Erstellt am: 16.05.21 16:47

cyberosti16.05.21 16:47
Hallo zusammen,

da meine Frau und ich das erste Kind erwarten wollen wir uns alsbald vergrößern. Der erste Schritt dahin ist insofern gemacht, als dass wir ein zugegebenermaßen sehr großes (1300qm) Grundstück erworben haben. Kaufpreis des Grundstückes sind 108.000€, welche wir zunächst variabel (voll)finanziert haben solange die Hausplanungen laufen.

Wir, das sind
Ich, 38 Jahre, Lebenszeitbeamter, monatliches Netto in Steuerklasse 3: 3800€ plus alsbald 200€ Kindergeld
Meine Frau, 29 Jahre, derzeit noch Studentin der Psychologie, Einkommen: 0€, Studium voraussichtlich in 3 Jahren beendet. Mittelfristig wird meine Frau unsere Finanzen also auch ein wenig aufbessern. In welchem Rahmen weiß keiner. Das Kind kommt im August und ein zweites ist auch noch in Planung. Darüber hinaus haben wir einen Hund und auch hier ist ein Zweiter in Planung 🙂

Zu unseren Finanzen:
Als Eigenkapital sind 30.000€ Barvermögen vorhanden. Weiterhin leben wir derzeit in einer Eigentumswohnung, die einen Verkehrswert von 250.000€ hat. Es besteht eine Restschuld von knapp 90.000€. Die Finanzierung läuft 2024 aus. Die Wohnung würde ich natürlich gern halten und vermieten, dann ist es jedoch mit Eigenkapital knapp. Auch eine Beleihung am 2.Rang wäre möglich. Letztlich würden wir sie aber auch verkaufen, wenn es finanziell den meisten Sinn macht.
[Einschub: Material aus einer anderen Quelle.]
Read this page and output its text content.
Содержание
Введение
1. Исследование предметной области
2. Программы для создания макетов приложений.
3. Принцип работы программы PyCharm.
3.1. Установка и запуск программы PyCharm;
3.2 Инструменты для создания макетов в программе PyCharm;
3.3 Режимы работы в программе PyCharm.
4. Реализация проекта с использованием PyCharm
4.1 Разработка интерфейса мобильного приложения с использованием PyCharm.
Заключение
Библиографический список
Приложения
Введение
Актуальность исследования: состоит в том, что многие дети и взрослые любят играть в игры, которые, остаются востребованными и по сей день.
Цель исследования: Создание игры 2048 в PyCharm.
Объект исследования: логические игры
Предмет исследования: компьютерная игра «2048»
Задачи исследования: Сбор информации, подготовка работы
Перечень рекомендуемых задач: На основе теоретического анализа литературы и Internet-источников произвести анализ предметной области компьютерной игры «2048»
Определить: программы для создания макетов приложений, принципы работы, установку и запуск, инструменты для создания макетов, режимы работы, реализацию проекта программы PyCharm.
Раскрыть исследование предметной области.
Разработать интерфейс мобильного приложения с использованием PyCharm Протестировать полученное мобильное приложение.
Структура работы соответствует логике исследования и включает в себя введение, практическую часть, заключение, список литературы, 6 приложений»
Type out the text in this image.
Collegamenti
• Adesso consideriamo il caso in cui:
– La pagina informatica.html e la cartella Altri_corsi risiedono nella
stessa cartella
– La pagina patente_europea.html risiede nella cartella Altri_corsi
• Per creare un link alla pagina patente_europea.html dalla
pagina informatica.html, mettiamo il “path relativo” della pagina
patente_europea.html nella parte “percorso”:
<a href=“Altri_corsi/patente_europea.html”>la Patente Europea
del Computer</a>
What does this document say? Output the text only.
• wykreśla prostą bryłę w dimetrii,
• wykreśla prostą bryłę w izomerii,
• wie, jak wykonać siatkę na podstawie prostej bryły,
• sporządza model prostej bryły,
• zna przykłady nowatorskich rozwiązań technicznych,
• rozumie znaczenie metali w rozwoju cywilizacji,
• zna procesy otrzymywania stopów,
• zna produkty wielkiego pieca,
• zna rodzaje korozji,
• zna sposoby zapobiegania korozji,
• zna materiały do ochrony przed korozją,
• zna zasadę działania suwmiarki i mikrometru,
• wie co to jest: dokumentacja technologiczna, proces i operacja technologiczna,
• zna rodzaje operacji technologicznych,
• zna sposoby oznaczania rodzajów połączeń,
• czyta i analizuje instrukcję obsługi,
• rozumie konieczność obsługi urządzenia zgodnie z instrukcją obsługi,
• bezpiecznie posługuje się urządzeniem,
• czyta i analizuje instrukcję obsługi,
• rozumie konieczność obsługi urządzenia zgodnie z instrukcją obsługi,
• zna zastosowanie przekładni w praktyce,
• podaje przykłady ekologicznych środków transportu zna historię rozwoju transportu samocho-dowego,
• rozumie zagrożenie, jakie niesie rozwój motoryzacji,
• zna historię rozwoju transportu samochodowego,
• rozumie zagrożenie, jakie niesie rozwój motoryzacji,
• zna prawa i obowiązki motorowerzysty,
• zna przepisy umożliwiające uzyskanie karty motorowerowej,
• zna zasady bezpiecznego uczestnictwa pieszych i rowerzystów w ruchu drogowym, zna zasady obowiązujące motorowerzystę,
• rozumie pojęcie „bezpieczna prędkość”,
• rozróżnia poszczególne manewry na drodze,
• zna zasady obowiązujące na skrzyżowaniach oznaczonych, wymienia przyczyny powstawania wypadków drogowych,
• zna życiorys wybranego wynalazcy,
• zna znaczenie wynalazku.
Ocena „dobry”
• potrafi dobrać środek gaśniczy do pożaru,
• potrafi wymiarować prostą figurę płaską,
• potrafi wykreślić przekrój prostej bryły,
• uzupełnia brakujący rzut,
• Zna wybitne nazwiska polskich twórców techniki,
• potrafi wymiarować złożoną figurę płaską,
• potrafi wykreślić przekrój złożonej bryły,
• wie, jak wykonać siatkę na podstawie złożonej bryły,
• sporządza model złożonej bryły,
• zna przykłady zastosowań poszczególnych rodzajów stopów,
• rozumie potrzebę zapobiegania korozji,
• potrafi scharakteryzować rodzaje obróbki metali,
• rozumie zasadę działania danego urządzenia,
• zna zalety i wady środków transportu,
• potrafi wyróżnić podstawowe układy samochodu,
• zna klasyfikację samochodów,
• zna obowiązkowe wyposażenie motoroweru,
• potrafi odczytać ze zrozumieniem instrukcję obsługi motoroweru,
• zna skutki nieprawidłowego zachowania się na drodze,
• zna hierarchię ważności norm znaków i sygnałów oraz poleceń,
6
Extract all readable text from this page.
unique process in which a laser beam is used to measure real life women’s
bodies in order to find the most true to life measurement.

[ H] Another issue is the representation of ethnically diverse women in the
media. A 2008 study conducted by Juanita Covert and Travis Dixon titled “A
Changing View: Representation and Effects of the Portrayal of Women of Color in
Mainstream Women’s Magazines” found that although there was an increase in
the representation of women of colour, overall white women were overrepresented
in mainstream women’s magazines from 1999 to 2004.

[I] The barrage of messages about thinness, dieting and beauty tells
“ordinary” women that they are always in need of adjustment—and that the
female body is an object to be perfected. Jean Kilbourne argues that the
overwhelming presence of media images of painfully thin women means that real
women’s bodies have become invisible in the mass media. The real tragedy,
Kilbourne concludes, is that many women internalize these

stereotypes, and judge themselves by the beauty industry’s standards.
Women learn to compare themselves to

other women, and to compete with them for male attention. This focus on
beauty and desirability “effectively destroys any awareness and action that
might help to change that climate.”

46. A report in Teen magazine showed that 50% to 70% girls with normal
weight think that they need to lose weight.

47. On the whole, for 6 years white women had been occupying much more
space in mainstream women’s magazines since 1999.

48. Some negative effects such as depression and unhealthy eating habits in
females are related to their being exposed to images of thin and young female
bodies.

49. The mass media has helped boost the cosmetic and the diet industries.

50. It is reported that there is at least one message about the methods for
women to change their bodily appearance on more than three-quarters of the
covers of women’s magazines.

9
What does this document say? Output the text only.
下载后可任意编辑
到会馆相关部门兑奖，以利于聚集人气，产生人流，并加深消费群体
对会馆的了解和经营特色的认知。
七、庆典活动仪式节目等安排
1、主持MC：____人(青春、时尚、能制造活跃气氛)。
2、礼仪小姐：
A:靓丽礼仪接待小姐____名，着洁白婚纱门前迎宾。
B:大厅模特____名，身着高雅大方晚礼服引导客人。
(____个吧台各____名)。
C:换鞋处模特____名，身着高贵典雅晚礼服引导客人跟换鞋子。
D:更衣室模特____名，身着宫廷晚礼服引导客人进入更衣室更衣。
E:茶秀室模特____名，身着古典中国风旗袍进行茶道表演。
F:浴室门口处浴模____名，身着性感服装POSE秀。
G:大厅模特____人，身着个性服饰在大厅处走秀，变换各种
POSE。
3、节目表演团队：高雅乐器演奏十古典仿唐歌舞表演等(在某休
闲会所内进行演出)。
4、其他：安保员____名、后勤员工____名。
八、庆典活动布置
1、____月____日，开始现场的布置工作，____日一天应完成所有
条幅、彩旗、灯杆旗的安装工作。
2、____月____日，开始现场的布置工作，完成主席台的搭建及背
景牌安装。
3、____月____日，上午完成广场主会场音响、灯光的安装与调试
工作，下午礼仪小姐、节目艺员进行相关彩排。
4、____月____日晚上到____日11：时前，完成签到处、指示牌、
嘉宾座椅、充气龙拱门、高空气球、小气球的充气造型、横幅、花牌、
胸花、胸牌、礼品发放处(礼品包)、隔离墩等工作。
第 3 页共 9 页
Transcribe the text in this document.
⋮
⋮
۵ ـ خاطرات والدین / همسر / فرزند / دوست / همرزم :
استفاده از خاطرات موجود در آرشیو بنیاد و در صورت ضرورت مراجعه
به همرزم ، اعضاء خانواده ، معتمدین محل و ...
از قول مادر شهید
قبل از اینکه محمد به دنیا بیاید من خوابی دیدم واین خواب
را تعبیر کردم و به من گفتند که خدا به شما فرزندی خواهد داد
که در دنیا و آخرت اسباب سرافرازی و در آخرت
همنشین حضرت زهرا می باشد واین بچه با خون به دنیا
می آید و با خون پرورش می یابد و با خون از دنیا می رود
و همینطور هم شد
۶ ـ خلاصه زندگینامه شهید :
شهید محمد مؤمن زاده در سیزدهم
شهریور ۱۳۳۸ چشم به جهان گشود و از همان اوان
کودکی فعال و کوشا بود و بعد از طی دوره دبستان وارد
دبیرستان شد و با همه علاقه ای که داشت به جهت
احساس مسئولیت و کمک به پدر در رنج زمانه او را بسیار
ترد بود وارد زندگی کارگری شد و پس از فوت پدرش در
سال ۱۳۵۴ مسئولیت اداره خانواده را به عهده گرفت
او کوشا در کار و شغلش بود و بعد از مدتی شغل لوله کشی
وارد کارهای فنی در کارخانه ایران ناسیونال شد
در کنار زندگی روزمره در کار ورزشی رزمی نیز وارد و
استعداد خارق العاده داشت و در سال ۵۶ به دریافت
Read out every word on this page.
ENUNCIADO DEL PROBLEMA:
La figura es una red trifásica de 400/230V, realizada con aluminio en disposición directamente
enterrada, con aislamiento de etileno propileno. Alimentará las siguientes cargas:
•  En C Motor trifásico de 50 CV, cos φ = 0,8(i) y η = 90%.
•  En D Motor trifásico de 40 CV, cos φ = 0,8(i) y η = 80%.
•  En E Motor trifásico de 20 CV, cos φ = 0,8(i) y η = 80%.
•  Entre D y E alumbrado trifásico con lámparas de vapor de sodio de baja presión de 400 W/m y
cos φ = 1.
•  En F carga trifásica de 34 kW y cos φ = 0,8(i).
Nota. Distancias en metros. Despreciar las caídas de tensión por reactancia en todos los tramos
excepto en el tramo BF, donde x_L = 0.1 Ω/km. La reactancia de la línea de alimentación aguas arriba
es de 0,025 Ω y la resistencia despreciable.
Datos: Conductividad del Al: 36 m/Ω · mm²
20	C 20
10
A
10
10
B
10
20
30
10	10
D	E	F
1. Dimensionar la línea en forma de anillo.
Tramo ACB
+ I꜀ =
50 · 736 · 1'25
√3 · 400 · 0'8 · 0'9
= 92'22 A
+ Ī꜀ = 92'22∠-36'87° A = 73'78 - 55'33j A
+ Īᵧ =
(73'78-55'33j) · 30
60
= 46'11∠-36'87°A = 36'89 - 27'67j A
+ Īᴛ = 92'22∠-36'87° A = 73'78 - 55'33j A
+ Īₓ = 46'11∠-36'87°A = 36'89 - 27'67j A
Da ich selbst handwerklich nicht der begabteste bin und Vollzeit arbeite werde ich beim Hausbau nur eingeschränkt Eigenleistung erbringen können. Die Elektrik könnte ich vollumfänglich an einen Familienangehörigen vergeben. Derzeit kreisen meine Gedanken darum, was wir uns überhaupt leisten können. Das Grundstück welches wir erworben haben wäre teilbar, so dass wir hier gut und gerne 500qm abtrennen (mehr soll es nicht sein, da wir 800qm unser Eigen nennen wollen) und zur Verbesserung unserer Finanzen verkaufen könnten. Das soll aber nur di "ultima ratio" sein. Die 1300qm wollen wir wenn es irgendmöglich ist halten.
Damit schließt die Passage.